The good news is that the SDK can now support USB programming without an external chip, so the company designed new versions of the boards without a USB to serial chip with namely ESP32-S2-DevKit-LiPo-USB and ESP32-S2-WROVER-Devkit-LiPo-USB boards.

ESP32-S2-DevKit-LiPo-USB (left) and ESP32-S2-WROVER-Devkit-LiPo-USB (right)

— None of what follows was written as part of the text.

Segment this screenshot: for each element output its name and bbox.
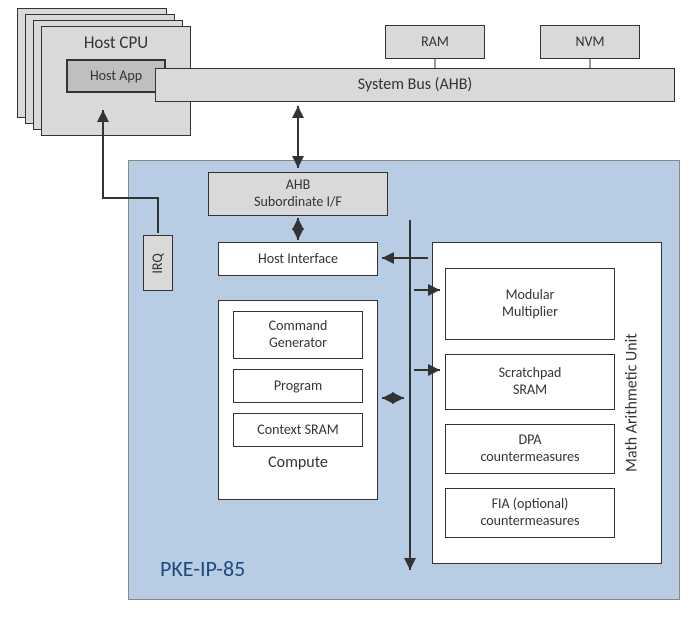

The specifications are basically the same as previously except for the removal of the USB to serial chip, support for USB OTG, and even lower power consumption:

  • Wireless module:
    • ESP32-S2-DevKit-LiPo – ESP32-S2-WROOM with Espressif ESP32-S2 single-core 32-bit LX7 microprocessor up to 240 MHz with  128 KB ROM, 320 KB SRAM, 16 KB SRAM in RTC, 4MB SPI flash
    • ESP32-S2-WROVER-Devkit-LiPo – ESP32-S2-WROVER – same as above plus 2MB PSRAM
  • Wireless connectivity – 2.4 GHz 802.11 b/g/n WiFI 4 up to 150 Mbps
  • Expansion – 2x 20-pin I/O headers with SPI, I2S, UART, I2C, touch sensors, PWM, etc… (pin-to-pin compatible with ESP32-S2-SAOLA-1)
  • USB – Micro OTG USB port connected via CH340T USB to serial chip
  • Misc – RGB LED, Reset button, user button, 6-pin header for programming
  • Power Supply
    • 5V via micro USB port or I/O pins
    • 2-pin header for LiPo battery plus battery charging and monitoring circuit, external power supply sense
    • Power consumption as low as 20 uA in deep sleep mode, 65 uA for ESP32-S2-WROVER
ESP32-S2-DevKit-LiPo-USB (2021) vs ESP32-S2-DevKit-LiPo (2020)

One may think removing a chip and connecting the USB interface directly to the micro USB port may be a trivial task, but Olimex explains it was quite complicated as they wanted to keep the LiPo charger and battery circuit, and notably be able to charge the battery in USB OTG mode, while providing 5V in host mode.

Since the boards are open-source hardware, you can also check out the schematics posted to Github, where you’ll also find an Arduino sketch controlling the RGB LED. It should however be noted that while the hardware supports USB device and host modes, but USB host functionality is still missing in ESP-IDF SDK.

You can buy the boards for 6.95 and 7.95 Euros respectively, and find additional links to documents on Olimex website.